One of the earliest Chinese law came from a country called Qi during the Spring and Autumn Period. It was not a law code but an ideology at first. This ideology was hugely affected by it birth place as Qi was a coastal country which was enriched by fishing and making salt. Therefore, in order to restrain people’s lust, Xun Zi started to spread the idea of punishments and law in his home country. Contrasting Confucianism, Legalism’s elites believed the humans were evil when they were born; however, ironically, the earliest Legalists were all students in Confucius Schools. Because of people’s evilness from birth, the Legalists believed that a king should use heavy laws to punish those who do sinful activities. Also, Legalism focused more on economical development and state-own business, which prospered the whole nation’s growth.
Key Legal Issues
- Legalism highlighted people’s dark sides and believed that people live to fulfil their desires, and this ideology totally neglected the optimistic ideas in humans.

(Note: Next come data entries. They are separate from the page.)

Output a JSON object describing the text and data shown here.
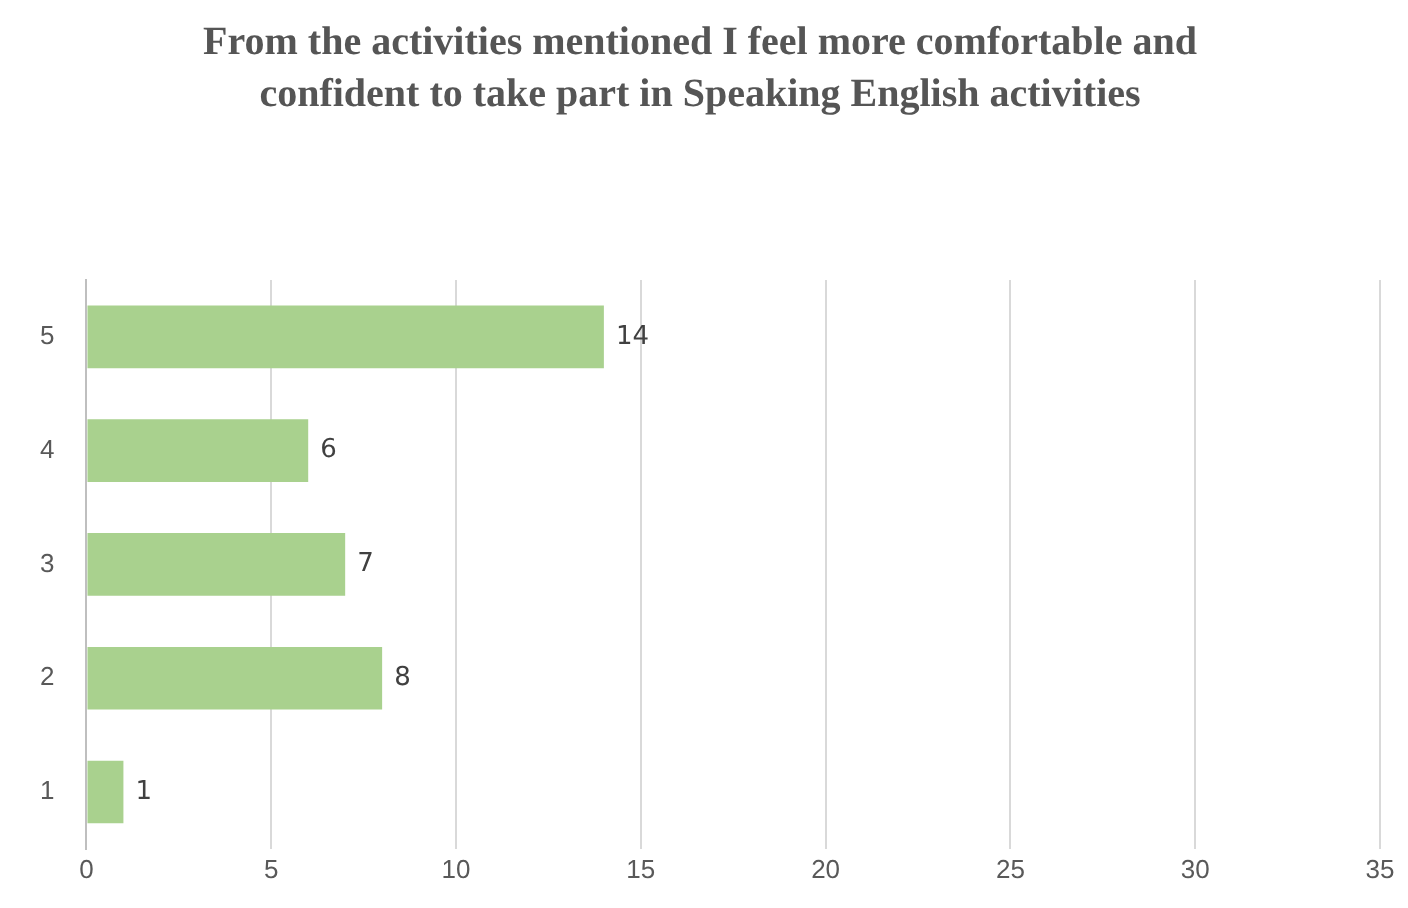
{
  "chart_data": {
    "type": "bar",
    "orientation": "horizontal",
    "title": "From the activities mentioned I feel more comfortable and confident to take part in Speaking English activities",
    "categories": [
      "5",
      "4",
      "3",
      "2",
      "1"
    ],
    "values": [
      14,
      6,
      7,
      8,
      1
    ],
    "color": "#a9d18e",
    "xlim": [
      0,
      35
    ],
    "xticks": [
      0,
      5,
      10,
      15,
      20,
      25,
      30,
      35
    ],
    "grid": "x",
    "data_labels": true,
    "legend": false
  }
}
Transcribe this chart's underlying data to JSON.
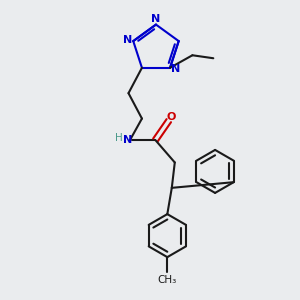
{
  "background_color": "#eaecee",
  "bond_color": "#1a1a1a",
  "nitrogen_color": "#0000cc",
  "oxygen_color": "#cc0000",
  "nh_color": "#4a9a8a",
  "figsize": [
    3.0,
    3.0
  ],
  "dpi": 100,
  "xlim": [
    0,
    10
  ],
  "ylim": [
    0,
    10
  ]
}
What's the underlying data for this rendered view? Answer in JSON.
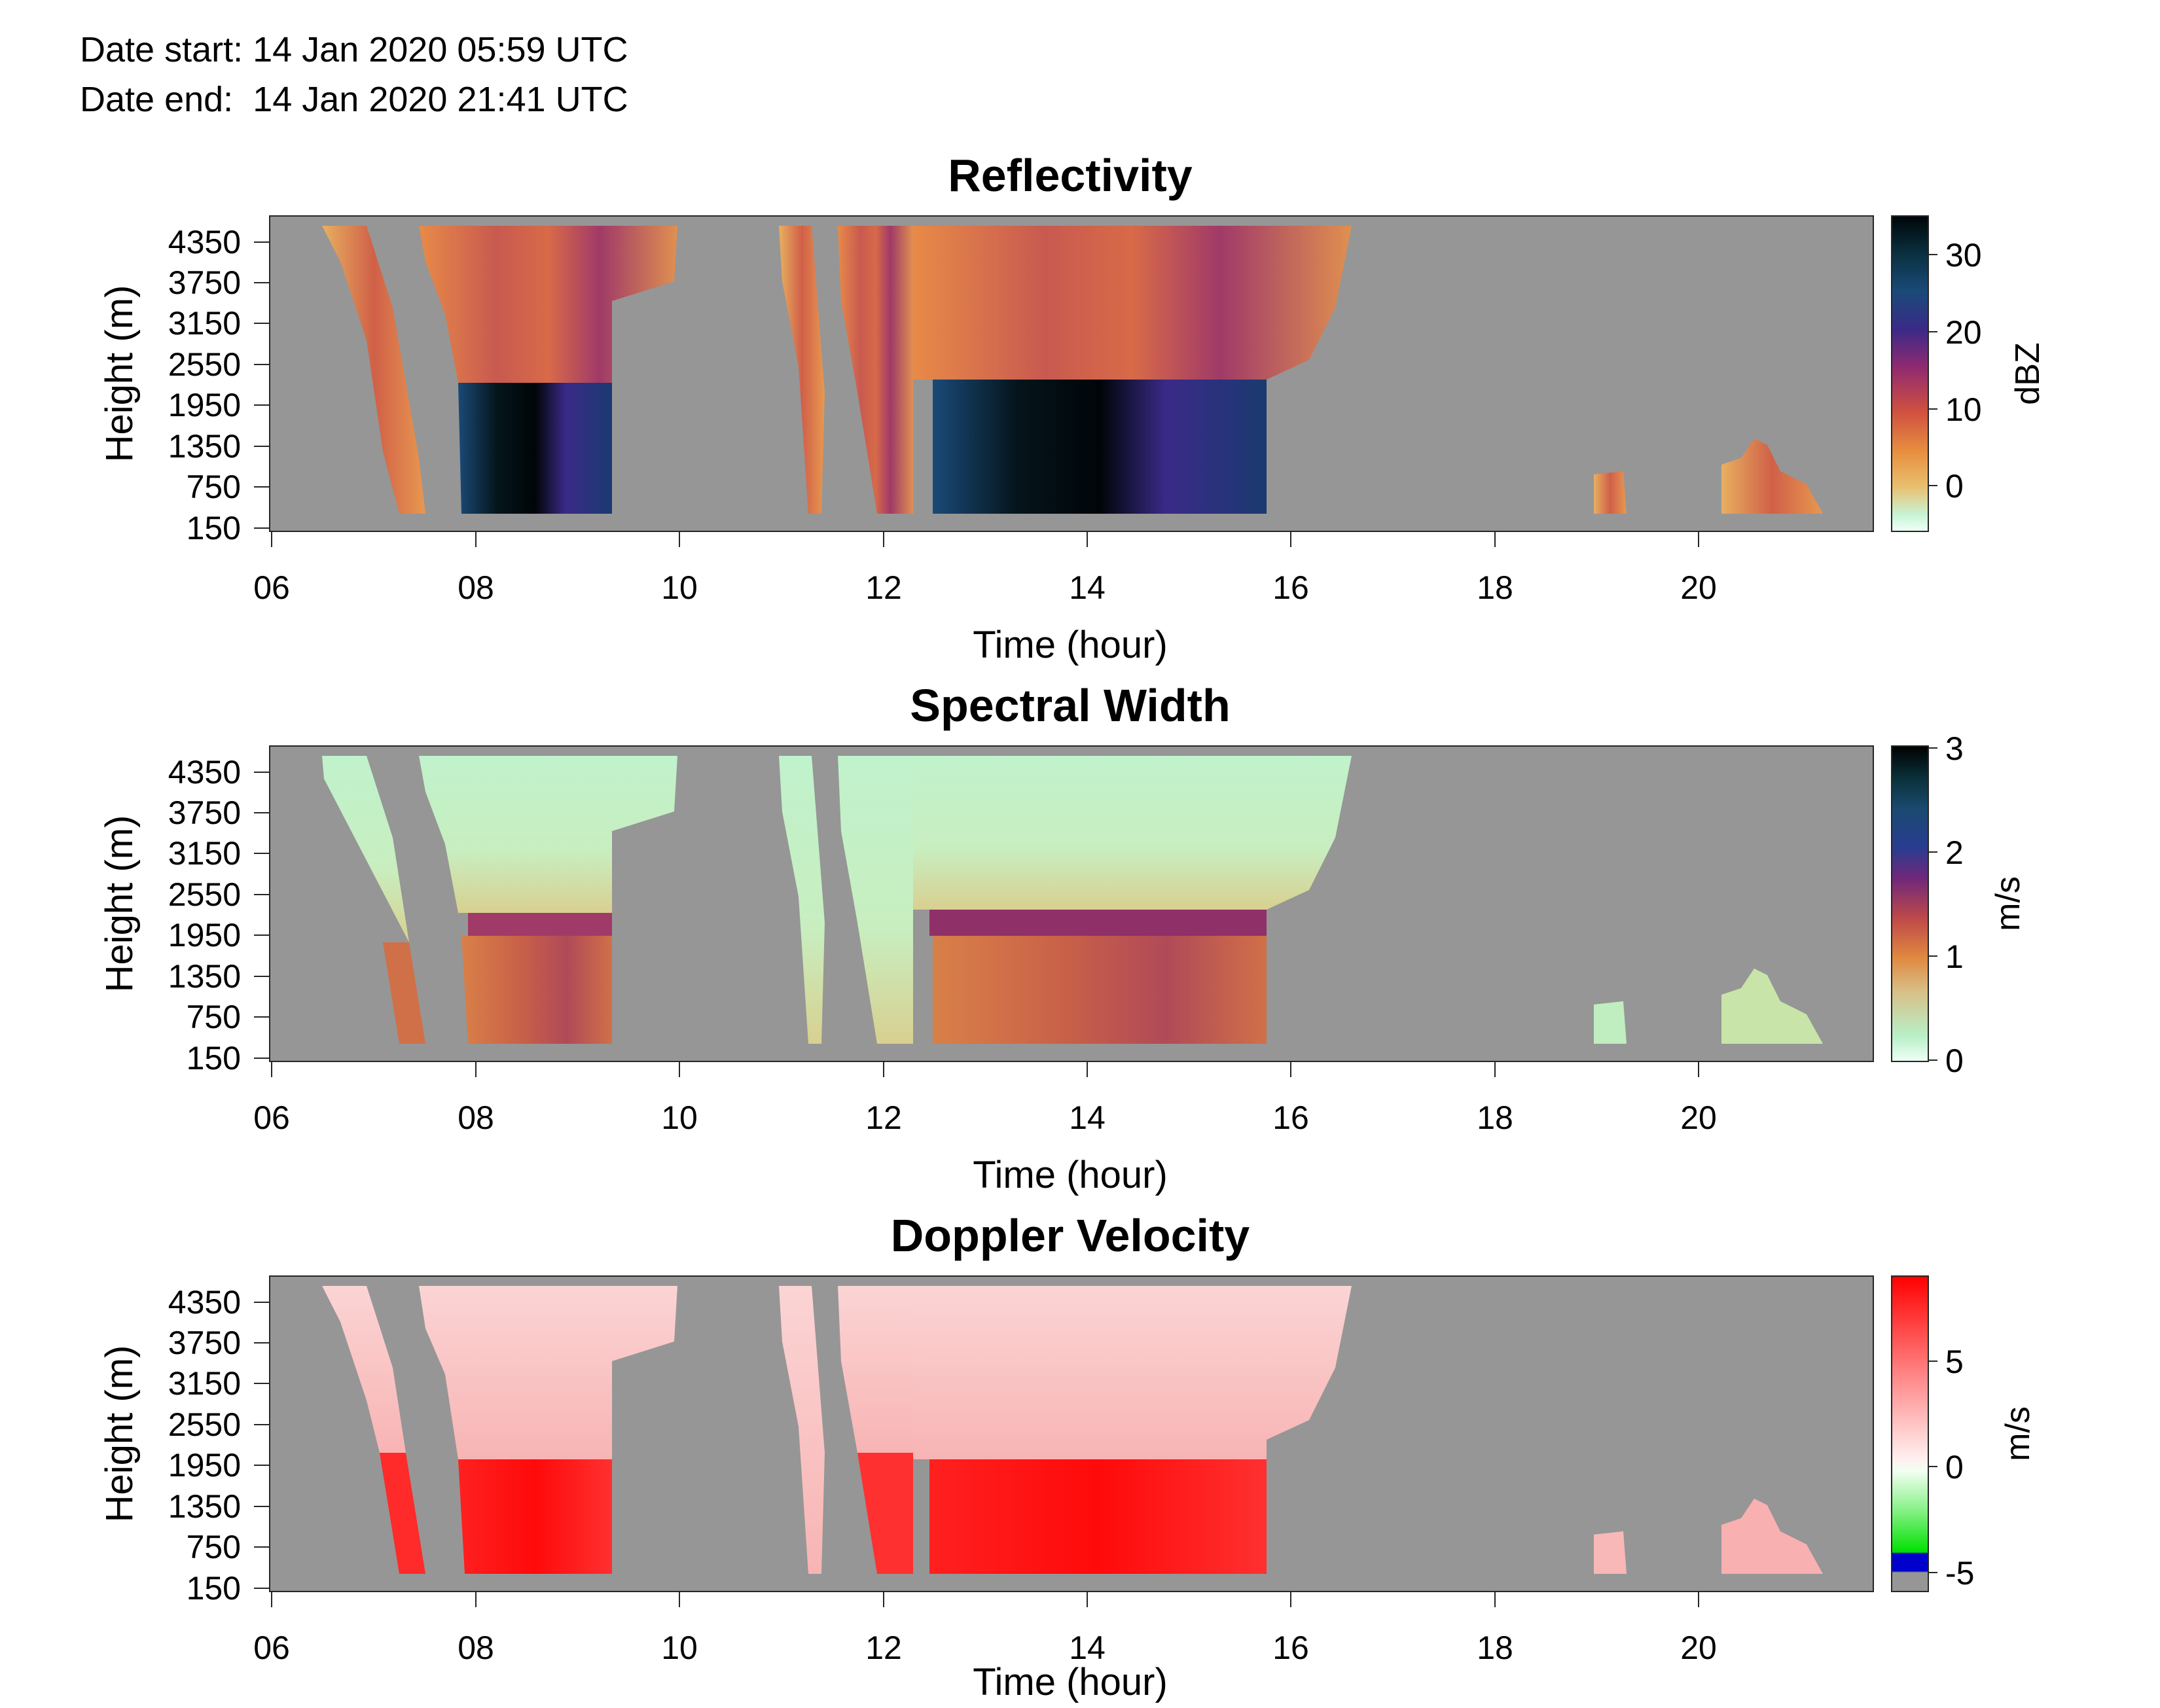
{
  "header": {
    "date_start_label": "Date start:",
    "date_start_value": "14 Jan 2020 05:59 UTC",
    "date_end_label": "Date end:",
    "date_end_value": "14 Jan 2020 21:41 UTC"
  },
  "chart_data": [
    {
      "type": "heatmap",
      "title": "Reflectivity",
      "xlabel": "Time (hour)",
      "ylabel": "Height (m)",
      "xlim": [
        6,
        21.7
      ],
      "ylim": [
        150,
        4500
      ],
      "x_ticks": [
        "06",
        "08",
        "10",
        "12",
        "14",
        "16",
        "18",
        "20"
      ],
      "y_ticks": [
        "4350",
        "3750",
        "3150",
        "2550",
        "1950",
        "1350",
        "750",
        "150"
      ],
      "colorbar": {
        "label": "dBZ",
        "ticks": [
          "30",
          "20",
          "10",
          "0"
        ],
        "range": [
          -6,
          35
        ]
      },
      "background_color": "#969696",
      "echo_regions": [
        {
          "x": [
            6.5,
            7.6
          ],
          "y": [
            450,
            4500
          ]
        },
        {
          "x": [
            7.5,
            9.35
          ],
          "y": [
            450,
            4500
          ]
        },
        {
          "x": [
            9.35,
            10.0
          ],
          "y": [
            3600,
            4500
          ]
        },
        {
          "x": [
            11.0,
            11.45
          ],
          "y": [
            450,
            4500
          ]
        },
        {
          "x": [
            11.5,
            12.25
          ],
          "y": [
            450,
            4500
          ]
        },
        {
          "x": [
            12.25,
            15.7
          ],
          "y": [
            450,
            4500
          ]
        },
        {
          "x": [
            15.7,
            16.6
          ],
          "y": [
            2400,
            4500
          ]
        },
        {
          "x": [
            19.0,
            19.3
          ],
          "y": [
            450,
            900
          ]
        },
        {
          "x": [
            20.2,
            21.2
          ],
          "y": [
            450,
            1450
          ]
        }
      ]
    },
    {
      "type": "heatmap",
      "title": "Spectral Width",
      "xlabel": "Time (hour)",
      "ylabel": "Height (m)",
      "xlim": [
        6,
        21.7
      ],
      "ylim": [
        150,
        4500
      ],
      "x_ticks": [
        "06",
        "08",
        "10",
        "12",
        "14",
        "16",
        "18",
        "20"
      ],
      "y_ticks": [
        "4350",
        "3750",
        "3150",
        "2550",
        "1950",
        "1350",
        "750",
        "150"
      ],
      "colorbar": {
        "label": "m/s",
        "ticks": [
          "3",
          "2",
          "1",
          "0"
        ],
        "range": [
          0,
          3
        ]
      },
      "background_color": "#969696"
    },
    {
      "type": "heatmap",
      "title": "Doppler Velocity",
      "xlabel": "Time (hour)",
      "ylabel": "Height (m)",
      "xlim": [
        6,
        21.7
      ],
      "ylim": [
        150,
        4500
      ],
      "x_ticks": [
        "06",
        "08",
        "10",
        "12",
        "14",
        "16",
        "18",
        "20"
      ],
      "y_ticks": [
        "4350",
        "3750",
        "3150",
        "2550",
        "1950",
        "1350",
        "750",
        "150"
      ],
      "colorbar": {
        "label": "m/s",
        "ticks": [
          "5",
          "0",
          "-5"
        ],
        "range": [
          -6,
          9
        ]
      },
      "background_color": "#969696"
    }
  ]
}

- When Legalism was firstly used in a central government, it was used to exploit common people and give more power to the emperor, which was really cruel.
- The ideology was too extreme, and in later dynasties emperors combined Legalism with Confucianism to solidify their reigns.
Burning of Books and burying of scholars
It refers to the events in burning Confucian texts in 213 BCE and burial of 460 Confucian scholars in 210 BCE. These two events both revealed the tyranny of Qin dynasty and the extreme usage of Legalism — it became totalitarianism. The prime minister of the first emperor was Li Si, a student of Xun Zi, and Li Si himself taught the first emperor; however, Li Si’s use of Legalism was so radical that it was also a big factor in ending the Qin dynasty.